The committee has already publicly questioned two former deputy attorneys general, Rod J. Rosenstein and Sally Yates, who oversaw aspects of Crossfire Hurricane and signed off on the applications for the secret wiretap warrants targeting Mr. Page. Both expressed regret for errors identified by Mr. Horowitz but dismissed assertions by Republicans on the panel that their actions were politically motivated or that Mr. Trump’s campaign need not have been investigated.
Democrats have opposed Mr. Graham at every turn, accusing him of abusing his Senate powers to help Mr. Trump and take attention from the continuing Russian threat.
Mr. Comey will offer a forceful defense.
Mr. Comey has not testified before Congress since Mr. Horowitz’s report was released in December. He has remained steadfast in his decision to open the investigation, arguing that the F.B.I. had sufficient reason to scrutinize the ties between the Trump campaign and Russia.
Mr. Trump and his allies, Mr. Comey has contended, have smeared him and the F.B.I. in an effort to distract from the campaign’s ties to Russia.
“The F.B.I. was accused of treason, of illegal spying, of tapping Mr. Trump’s wires illegally, of opening an investigation without justification of being a criminal conspiracy to unseat — defeat and then unseat — a president,” Mr. Comey said in December on “Fox News Sunday” after the release of Mr. Horowitz’s report. “All of that was nonsense. I think it’s really important that the inspector general looked at that and that the American people, your viewers and all viewers, understand that’s true.”
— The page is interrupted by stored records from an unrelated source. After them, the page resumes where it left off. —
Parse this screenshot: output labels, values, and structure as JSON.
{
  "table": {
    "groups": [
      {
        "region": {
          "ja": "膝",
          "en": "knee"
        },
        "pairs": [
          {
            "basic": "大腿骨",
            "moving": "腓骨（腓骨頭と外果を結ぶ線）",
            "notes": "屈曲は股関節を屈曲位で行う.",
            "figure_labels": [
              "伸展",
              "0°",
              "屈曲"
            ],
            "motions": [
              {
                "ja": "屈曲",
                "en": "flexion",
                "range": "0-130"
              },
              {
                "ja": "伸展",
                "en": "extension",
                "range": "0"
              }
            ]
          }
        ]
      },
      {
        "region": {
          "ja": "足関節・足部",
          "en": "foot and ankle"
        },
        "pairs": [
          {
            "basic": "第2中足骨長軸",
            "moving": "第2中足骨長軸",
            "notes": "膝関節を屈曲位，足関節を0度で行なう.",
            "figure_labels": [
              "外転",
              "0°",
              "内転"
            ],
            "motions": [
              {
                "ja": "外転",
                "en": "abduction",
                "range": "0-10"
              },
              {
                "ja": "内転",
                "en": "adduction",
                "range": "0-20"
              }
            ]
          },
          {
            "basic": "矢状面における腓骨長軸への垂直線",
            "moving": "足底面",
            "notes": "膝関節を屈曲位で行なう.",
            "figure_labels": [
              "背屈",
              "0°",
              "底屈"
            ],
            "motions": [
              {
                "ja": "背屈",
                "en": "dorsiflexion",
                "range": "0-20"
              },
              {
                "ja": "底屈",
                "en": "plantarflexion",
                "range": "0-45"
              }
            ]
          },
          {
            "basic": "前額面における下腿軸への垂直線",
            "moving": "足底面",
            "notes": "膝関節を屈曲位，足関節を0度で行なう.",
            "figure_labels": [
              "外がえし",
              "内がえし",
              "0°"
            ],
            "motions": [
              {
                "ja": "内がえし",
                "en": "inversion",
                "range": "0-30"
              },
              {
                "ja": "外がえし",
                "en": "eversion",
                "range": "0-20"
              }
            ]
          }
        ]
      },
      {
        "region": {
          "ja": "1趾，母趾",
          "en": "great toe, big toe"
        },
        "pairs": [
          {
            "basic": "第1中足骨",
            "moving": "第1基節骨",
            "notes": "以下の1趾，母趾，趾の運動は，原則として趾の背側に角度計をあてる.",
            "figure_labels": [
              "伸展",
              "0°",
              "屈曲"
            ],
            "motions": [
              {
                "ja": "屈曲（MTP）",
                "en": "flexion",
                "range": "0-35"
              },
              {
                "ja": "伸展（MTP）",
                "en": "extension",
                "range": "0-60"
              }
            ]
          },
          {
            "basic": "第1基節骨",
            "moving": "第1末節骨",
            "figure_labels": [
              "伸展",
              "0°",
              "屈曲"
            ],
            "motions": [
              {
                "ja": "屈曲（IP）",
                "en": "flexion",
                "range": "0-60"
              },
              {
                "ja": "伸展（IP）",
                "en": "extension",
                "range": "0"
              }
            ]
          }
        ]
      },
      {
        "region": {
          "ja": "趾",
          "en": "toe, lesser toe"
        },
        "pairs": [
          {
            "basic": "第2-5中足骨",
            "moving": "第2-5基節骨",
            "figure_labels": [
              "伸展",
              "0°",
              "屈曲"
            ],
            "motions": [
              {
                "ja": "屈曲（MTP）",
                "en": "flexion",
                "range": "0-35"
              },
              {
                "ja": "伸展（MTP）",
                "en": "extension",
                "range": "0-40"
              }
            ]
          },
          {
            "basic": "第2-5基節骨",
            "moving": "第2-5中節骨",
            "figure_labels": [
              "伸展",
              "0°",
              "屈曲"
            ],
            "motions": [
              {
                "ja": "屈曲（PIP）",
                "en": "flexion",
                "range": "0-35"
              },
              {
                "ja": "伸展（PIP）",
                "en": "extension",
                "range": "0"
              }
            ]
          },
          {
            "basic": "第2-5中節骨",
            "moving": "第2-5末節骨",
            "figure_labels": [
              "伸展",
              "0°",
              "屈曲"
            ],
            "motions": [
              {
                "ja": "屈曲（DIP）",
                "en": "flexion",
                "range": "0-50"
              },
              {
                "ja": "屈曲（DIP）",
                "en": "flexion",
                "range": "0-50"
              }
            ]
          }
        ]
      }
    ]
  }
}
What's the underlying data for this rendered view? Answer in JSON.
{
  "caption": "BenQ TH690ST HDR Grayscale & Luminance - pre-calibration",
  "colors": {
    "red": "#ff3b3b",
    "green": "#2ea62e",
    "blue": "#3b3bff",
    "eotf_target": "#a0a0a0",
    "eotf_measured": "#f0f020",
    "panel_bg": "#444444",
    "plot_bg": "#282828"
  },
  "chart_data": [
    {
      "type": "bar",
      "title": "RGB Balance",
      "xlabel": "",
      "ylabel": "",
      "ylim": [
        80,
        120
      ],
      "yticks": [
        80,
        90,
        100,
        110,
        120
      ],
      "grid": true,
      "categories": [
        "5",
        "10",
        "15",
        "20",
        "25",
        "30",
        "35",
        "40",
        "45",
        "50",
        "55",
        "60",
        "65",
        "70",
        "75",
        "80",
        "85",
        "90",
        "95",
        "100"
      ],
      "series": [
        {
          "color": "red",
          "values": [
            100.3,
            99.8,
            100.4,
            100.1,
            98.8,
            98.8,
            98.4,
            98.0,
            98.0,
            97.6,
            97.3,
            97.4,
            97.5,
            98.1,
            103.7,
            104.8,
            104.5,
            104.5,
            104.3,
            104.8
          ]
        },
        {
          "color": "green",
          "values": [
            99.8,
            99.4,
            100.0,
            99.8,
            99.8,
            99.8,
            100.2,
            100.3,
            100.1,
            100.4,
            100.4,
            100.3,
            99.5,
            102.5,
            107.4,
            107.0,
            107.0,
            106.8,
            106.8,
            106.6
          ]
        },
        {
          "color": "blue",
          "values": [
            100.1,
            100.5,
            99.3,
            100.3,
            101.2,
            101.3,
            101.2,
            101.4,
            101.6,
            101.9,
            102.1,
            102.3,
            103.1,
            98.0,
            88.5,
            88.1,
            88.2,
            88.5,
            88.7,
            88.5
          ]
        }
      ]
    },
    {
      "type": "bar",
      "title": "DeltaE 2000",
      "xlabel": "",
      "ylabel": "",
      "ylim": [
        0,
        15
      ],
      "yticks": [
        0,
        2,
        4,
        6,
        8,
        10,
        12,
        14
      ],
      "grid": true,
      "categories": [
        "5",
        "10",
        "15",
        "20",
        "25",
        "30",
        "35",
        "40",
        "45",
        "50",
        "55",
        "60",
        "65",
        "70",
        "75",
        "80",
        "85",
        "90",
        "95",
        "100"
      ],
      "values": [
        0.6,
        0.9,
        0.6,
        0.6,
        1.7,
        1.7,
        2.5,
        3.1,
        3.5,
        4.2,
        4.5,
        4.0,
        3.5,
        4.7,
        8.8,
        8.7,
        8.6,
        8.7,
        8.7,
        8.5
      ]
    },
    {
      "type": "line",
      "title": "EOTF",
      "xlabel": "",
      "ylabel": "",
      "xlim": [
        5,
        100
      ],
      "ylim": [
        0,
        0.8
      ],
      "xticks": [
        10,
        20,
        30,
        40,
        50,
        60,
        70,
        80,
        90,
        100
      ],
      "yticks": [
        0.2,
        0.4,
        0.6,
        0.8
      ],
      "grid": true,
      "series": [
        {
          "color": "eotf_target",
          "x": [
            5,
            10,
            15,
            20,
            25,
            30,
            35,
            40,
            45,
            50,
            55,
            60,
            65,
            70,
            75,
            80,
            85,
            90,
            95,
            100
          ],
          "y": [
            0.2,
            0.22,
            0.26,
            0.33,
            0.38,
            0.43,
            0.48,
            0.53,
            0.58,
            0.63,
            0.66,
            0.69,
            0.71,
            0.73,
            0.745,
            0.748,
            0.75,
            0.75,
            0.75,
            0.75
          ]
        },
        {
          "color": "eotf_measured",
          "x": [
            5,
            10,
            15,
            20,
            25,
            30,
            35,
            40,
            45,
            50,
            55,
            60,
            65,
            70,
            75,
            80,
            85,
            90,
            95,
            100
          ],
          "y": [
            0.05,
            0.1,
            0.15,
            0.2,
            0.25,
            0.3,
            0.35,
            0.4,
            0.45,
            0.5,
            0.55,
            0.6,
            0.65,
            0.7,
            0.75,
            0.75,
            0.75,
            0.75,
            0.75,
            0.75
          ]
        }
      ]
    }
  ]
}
Mr. Comey described the problems with the wiretap as “real sloppiness.”
“But remember how we got here. The F.B.I. was accused of criminal misconduct,” Mr. Comey said. “Remember, I was going to jail, and lots of other people were going to jail. People on this network said it over, and over, and over again.”
Expect plenty of political acrimony.
Even in the best of times, Democrats and Republicans on the Judiciary Committee squabble. But after the recent death of Justice Ruth Bader Ginsburg, the committee is now on the front lines of a war over filling her seat on the Supreme Court.
Republicans are pressing ahead to try to confirm Judge Amy Coney Barrett before Election Day. Even as they prepared to publicly question Mr. Comey, Judiciary Committee aides were working overtime to prepare for nationally televised confirmation hearings in less than two weeks.
Democrats are furious and are certain to use Wednesday’s hearing to protest that Republicans are rushing ahead without them. They have accused the Republicans, led by Mr. Graham, of hypocrisy for going back on statements that a president should not be allowed to fill a Supreme Court seat so close to the election.
Though Mr. Graham’s investigation into the F.B.I. long promised to bolster Mr. Trump’s re-election campaign, it has now also become tied up in Mr. Graham’s own increasingly arduous race to stay in office. The three-term South Carolinian is facing an unexpectedly strong challenge by Jaime Harrison, a Democrat who has gained traction — and millions of dollars in donations — by attacking Mr. Graham as a spineless lackey for Mr. Trump. The race is still Mr. Graham’s to lose, but he has taken to openly asking for campaign donations in Fox News appearances.